Quentin furtively scanned the empty hall for patrollers or cameras, then ducked under the dividing straps and entered the dimly lit room. He immediately heard a faint thrumming; it was almost melodic, undulating on the air’s current. The pieces lining the walls left nothing but vague impressions, strange shapes, and indistinguishable forms.

Pssst!”

Quentin jumped, spinning around in a start. He was busted.

But the room was empty; he spun around again, his heartbeat falling as his fear dissipated.

Then, he saw it. A faint azure glow, beaming from a void in the middle of the room toward an obscure piece on the far wall. He slowly advanced, the work becoming more evident in his approach. The sea-blue glow reflected off his face like moonbeams off a rippling lake, shooting fractals of aqua light in all directions. Momentarily, Quentin thought he was looking at the most beautiful naked woman he’d ever seen doing a hypnotic under-water dance. Then, as he stepped directly to the edge of the partitioning rope, he gasped. He was looking at himself, but this was not a reflection.

The man who stared back at him was more. More than Quentin had ever been. His double-chin, stubbled and flecked with gray, was gone, replaced by a smooth, masculine jaw. His shoulders broad, his paunch vanished, his waist tapered. It was a reflection of all the potential he’d ever dream of obtaining; his weaknesses all swept aside, born with the genetic potential of a greek god.
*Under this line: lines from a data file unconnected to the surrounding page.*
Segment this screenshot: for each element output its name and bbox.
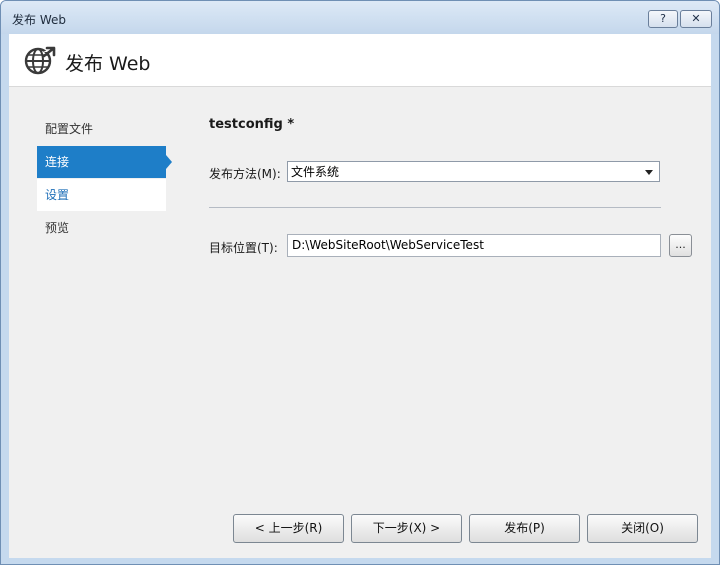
window-title: 发布 Web [12, 13, 66, 27]
browse-button[interactable]: ... [669, 234, 692, 257]
title-bar[interactable]: 发布 Web ? ✕ [1, 1, 719, 34]
next-button[interactable]: 下一步(X) > [351, 514, 462, 543]
publish-web-dialog: 发布 Web ? ✕ 发布 Web 配置文件 连接 设置 预览 testconf… [0, 0, 720, 565]
publish-button[interactable]: 发布(P) [469, 514, 580, 543]
nav-item-preview[interactable]: 预览 [37, 212, 177, 244]
close-dialog-button[interactable]: 关闭(O) [587, 514, 698, 543]
nav-item-settings[interactable]: 设置 [37, 179, 166, 211]
help-button[interactable]: ? [648, 10, 678, 28]
wizard-nav: 配置文件 连接 设置 预览 [37, 113, 177, 245]
publish-method-label: 发布方法(M): [209, 167, 281, 181]
profile-name: testconfig * [209, 117, 295, 132]
chevron-down-icon [645, 170, 653, 175]
dialog-header: 发布 Web [9, 34, 711, 86]
nav-item-profile[interactable]: 配置文件 [37, 113, 177, 145]
target-location-input[interactable]: D:\WebSiteRoot\WebServiceTest [287, 234, 661, 257]
publish-method-select[interactable]: 文件系统 [287, 161, 660, 182]
publish-method-value: 文件系统 [291, 165, 340, 179]
close-button[interactable]: ✕ [680, 10, 712, 28]
nav-item-connection[interactable]: 连接 [37, 146, 172, 178]
globe-publish-icon [24, 46, 56, 75]
dialog-client-area: 发布 Web 配置文件 连接 设置 预览 testconfig * 发布方法(M… [9, 34, 711, 558]
section-divider [209, 207, 661, 208]
target-location-label: 目标位置(T): [209, 241, 278, 255]
header-title: 发布 Web [65, 53, 151, 75]
dialog-body: 配置文件 连接 设置 预览 testconfig * 发布方法(M): 文件系统… [9, 86, 711, 558]
previous-button[interactable]: < 上一步(R) [233, 514, 344, 543]
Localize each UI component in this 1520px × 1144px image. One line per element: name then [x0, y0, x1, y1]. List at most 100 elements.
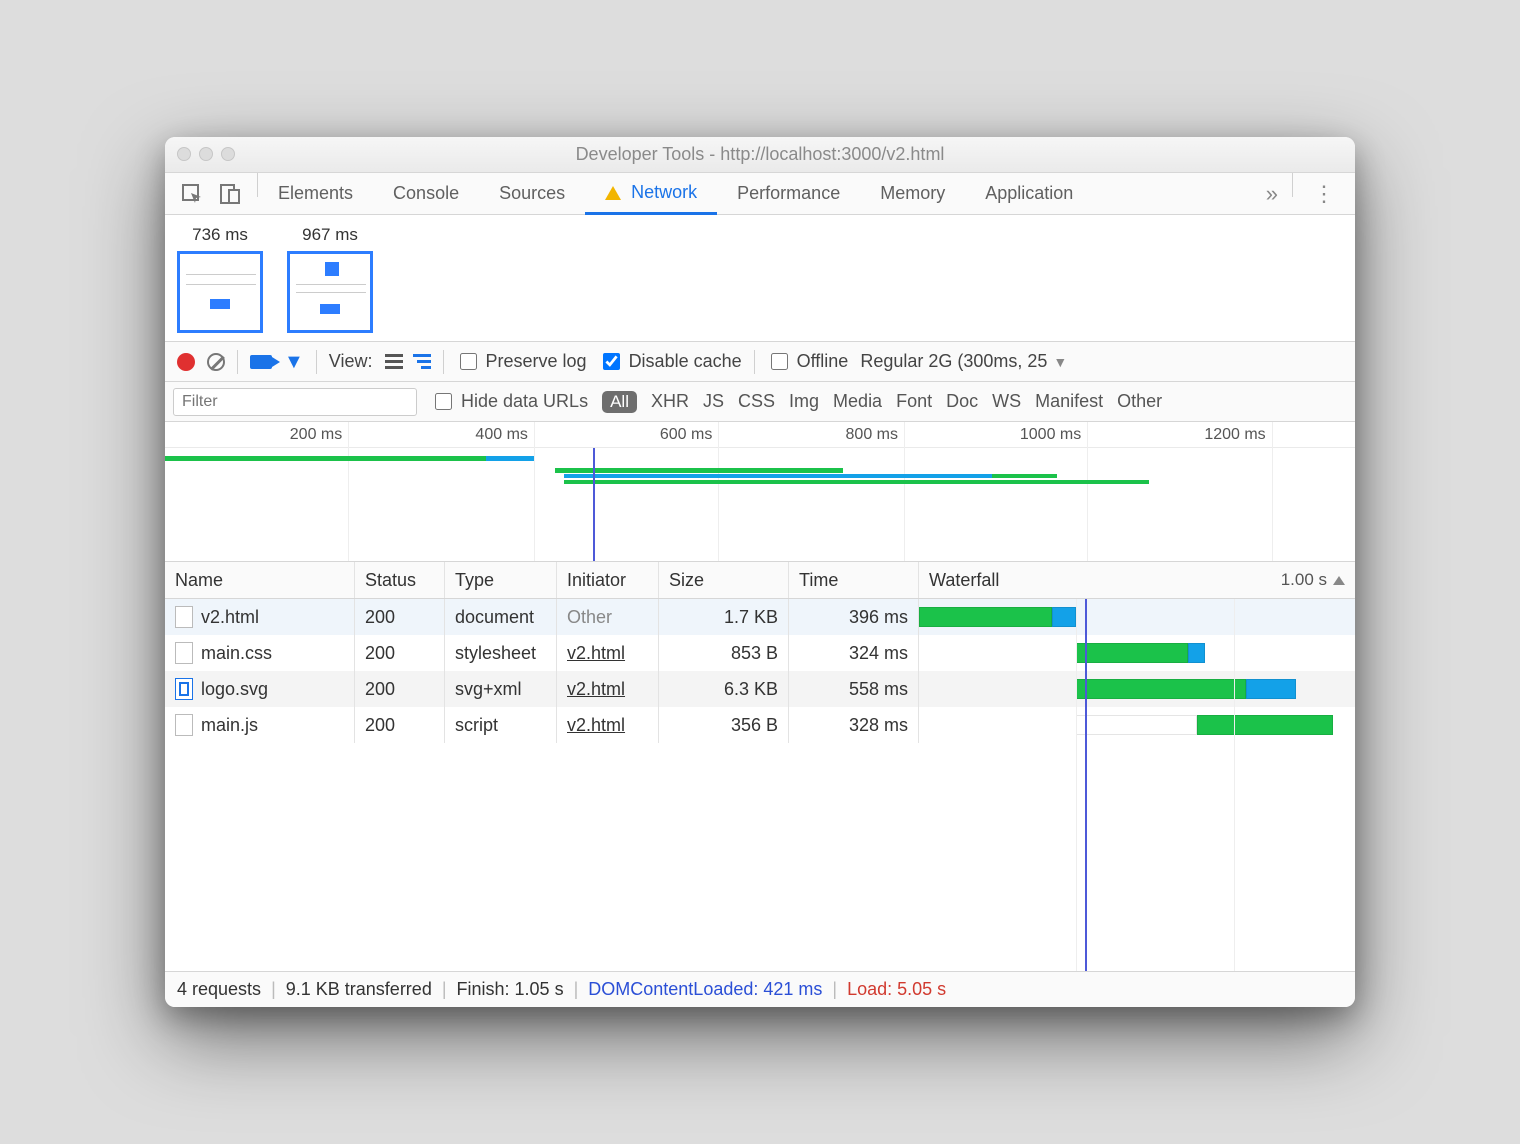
preserve-log-checkbox[interactable]: Preserve log: [456, 350, 587, 373]
tab-application[interactable]: Application: [965, 173, 1093, 214]
timeline-body: [165, 448, 1355, 561]
status-domcontentloaded: DOMContentLoaded: 421 ms: [588, 979, 822, 1000]
filter-type-font[interactable]: Font: [896, 391, 932, 412]
request-time: 396 ms: [789, 599, 919, 635]
filter-type-other[interactable]: Other: [1117, 391, 1162, 412]
zoom-window-button[interactable]: [221, 147, 235, 161]
hide-data-urls-label: Hide data URLs: [461, 391, 588, 412]
request-time: 328 ms: [789, 707, 919, 743]
table-row[interactable]: v2.html200documentOther1.7 KB396 ms: [165, 599, 1355, 635]
status-requests: 4 requests: [177, 979, 261, 1000]
traffic-lights: [177, 147, 235, 161]
request-time: 558 ms: [789, 671, 919, 707]
col-status[interactable]: Status: [355, 562, 445, 598]
request-status: 200: [355, 707, 445, 743]
request-initiator[interactable]: v2.html: [567, 643, 625, 664]
overview-bar: [486, 456, 534, 461]
tab-elements[interactable]: Elements: [258, 173, 373, 214]
close-window-button[interactable]: [177, 147, 191, 161]
request-name: logo.svg: [201, 679, 268, 700]
tab-performance[interactable]: Performance: [717, 173, 860, 214]
request-type: stylesheet: [445, 635, 557, 671]
col-initiator[interactable]: Initiator: [557, 562, 659, 598]
filter-type-xhr[interactable]: XHR: [651, 391, 689, 412]
devtools-window: Developer Tools - http://localhost:3000/…: [165, 137, 1355, 1007]
separator: [237, 350, 238, 374]
table-row[interactable]: logo.svg200svg+xmlv2.html6.3 KB558 ms: [165, 671, 1355, 707]
request-initiator[interactable]: v2.html: [567, 679, 625, 700]
overview-bar: [165, 456, 486, 461]
timeline-tick: 1000 ms: [1020, 426, 1087, 444]
filmstrip-thumbnail: [287, 251, 373, 333]
col-size[interactable]: Size: [659, 562, 789, 598]
tab-memory[interactable]: Memory: [860, 173, 965, 214]
tab-network[interactable]: Network: [585, 173, 717, 215]
timeline-overview[interactable]: 200 ms400 ms600 ms800 ms1000 ms1200 ms: [165, 422, 1355, 562]
preserve-log-label: Preserve log: [486, 351, 587, 372]
tab-console[interactable]: Console: [373, 173, 479, 214]
filmstrip-frame[interactable]: 967 ms: [287, 225, 373, 333]
filter-type-css[interactable]: CSS: [738, 391, 775, 412]
filter-type-doc[interactable]: Doc: [946, 391, 978, 412]
waterfall-bar: [1197, 715, 1334, 735]
overview-bar: [564, 480, 1149, 484]
offline-label: Offline: [797, 351, 849, 372]
waterfall-view-icon[interactable]: [413, 354, 431, 369]
timeline-ruler: 200 ms400 ms600 ms800 ms1000 ms1200 ms: [165, 422, 1355, 448]
overview-bar: [992, 474, 1057, 478]
more-tabs-button[interactable]: »: [1252, 173, 1292, 214]
network-toolbar: ▼ View: Preserve log Disable cache Offli…: [165, 342, 1355, 382]
filmstrip-thumbnail: [177, 251, 263, 333]
request-type: svg+xml: [445, 671, 557, 707]
filter-type-media[interactable]: Media: [833, 391, 882, 412]
disable-cache-checkbox[interactable]: Disable cache: [599, 350, 742, 373]
request-type: script: [445, 707, 557, 743]
tab-sources[interactable]: Sources: [479, 173, 585, 214]
filter-input[interactable]: [173, 388, 417, 416]
large-rows-icon[interactable]: [385, 354, 403, 369]
waterfall-bar: [1246, 679, 1296, 699]
request-initiator[interactable]: v2.html: [567, 715, 625, 736]
devtools-menu-button[interactable]: ⋮: [1293, 173, 1355, 214]
record-button[interactable]: [177, 353, 195, 371]
table-row[interactable]: main.js 200script v2.html 356 B328 ms: [165, 707, 1355, 743]
timeline-tick: 200 ms: [290, 426, 348, 444]
timeline-tick: 1200 ms: [1204, 426, 1271, 444]
request-size: 356 B: [659, 707, 789, 743]
request-waterfall: [919, 599, 1355, 635]
minimize-window-button[interactable]: [199, 147, 213, 161]
filter-type-all[interactable]: All: [602, 391, 637, 413]
col-type[interactable]: Type: [445, 562, 557, 598]
request-waterfall: [919, 635, 1355, 671]
overview-bar: [555, 468, 843, 473]
filmstrip-frame[interactable]: 736 ms: [177, 225, 263, 333]
clear-button[interactable]: [207, 353, 225, 371]
throttling-select[interactable]: Regular 2G (300ms, 25▼: [860, 351, 1067, 372]
filter-bar: Hide data URLs All XHR JS CSS Img Media …: [165, 382, 1355, 422]
request-name: main.js: [201, 715, 258, 736]
device-toolbar-icon[interactable]: [219, 183, 241, 205]
timeline-tick: 400 ms: [475, 426, 533, 444]
request-status: 200: [355, 635, 445, 671]
col-waterfall[interactable]: Waterfall 1.00 s: [919, 562, 1355, 598]
table-body: v2.html200documentOther1.7 KB396 ms main.…: [165, 599, 1355, 971]
request-status: 200: [355, 599, 445, 635]
overview-bar: [564, 474, 992, 478]
inspect-element-icon[interactable]: [181, 183, 203, 205]
filter-type-ws[interactable]: WS: [992, 391, 1021, 412]
filter-toggle-icon[interactable]: ▼: [284, 352, 304, 372]
hide-data-urls-checkbox[interactable]: Hide data URLs: [431, 390, 588, 413]
col-time[interactable]: Time: [789, 562, 919, 598]
offline-checkbox[interactable]: Offline: [767, 350, 849, 373]
filter-type-img[interactable]: Img: [789, 391, 819, 412]
waterfall-bar: [1076, 643, 1188, 663]
filter-type-js[interactable]: JS: [703, 391, 724, 412]
disable-cache-label: Disable cache: [629, 351, 742, 372]
filter-type-manifest[interactable]: Manifest: [1035, 391, 1103, 412]
capture-screenshots-icon[interactable]: [250, 355, 272, 369]
table-row[interactable]: main.css200stylesheetv2.html853 B324 ms: [165, 635, 1355, 671]
filmstrip: 736 ms 967 ms: [165, 215, 1355, 342]
waterfall-bar: [1188, 643, 1205, 663]
file-icon: [175, 678, 193, 700]
col-name[interactable]: Name: [165, 562, 355, 598]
He removed his hat to discover a hairline in its proper place, his hair lush and thick.

“This does not have to be a fantasy…” his reflection revealed a mouth of perfect teeth in a smile that would melt women’s hearts.

Quentin’s pulse quickened, he inched forward, mesmerized. He reached out toward this other self, this underwater sculpture of muscle and dreams. The Other, the magnificent reflection of realized potential, extended a granite arm, reaching, reaching. They connected as separate icicles melting into one frigid pool. Every fear, every doubt, every worry, and care or cause for concern that had ever fallen heavily upon Quentin during his mediocre life vanished.

Three weeks later, Lila braved a return to the gallery. As far as she knew, her good for nothing boyfriend had skipped town for some unknown reason, and she believed revisiting the last place they’d been together would be therapeutic. Lila heard a new exhibit was open, and this time she’d be able to stay as long as she wanted without hearing her significant other’s complaints. A surge of painful emotions swept over her when she saw the bench at the hall’s end – the place where they’d found Quentin’s phone.

The room was packed; a person stood at the entrance clicking a handheld device as people came and went, ensuring the gallery didn’t become a large can of human sardines. Lila eyed the exhibit’s curious name and stopped to inquire.

“What does cozen mean?” she asked the man in the burgundy jacket.

“To trick, or obtain by deception, ma’am,” he replied.

“Hmm, that’s a peculiar name for an exhibit,” she said, thoughtfully.

The man nodded with a subtle smirk and extended an arm to welcome her inside.

She found the artwork grotesque, devoid of meaning, heartless and empty somehow. Each piece was a massive floor to ceiling work depicting the human form in terrifying and confounding manners. Lila imagined the artwork as horrid recreations of the circles of torment in Dante’s Inferno. Somehow, each figure was split: half wrapt by an indefinable bliss, the other half overcome with infinite affliction.

When she reached the final piece at the back corner of the room, Lila stood in a vortex of inexplicable confusion. She knew this piece; it was eerily familiar. She felt she had seen it, yet, this was impossible.

In it, a man flailed underwater; she could barely comprehend how a two-dimensional work could convey such movement. The man was muscle grown soft, contorted and twisted by an invisible pain. One aspect, however, became increasingly peculiar the longer Lila gazed upon it.

The man wore a distorted red cap, and though it was hard to discern in the image, the hat appeared inscribed with the letter C.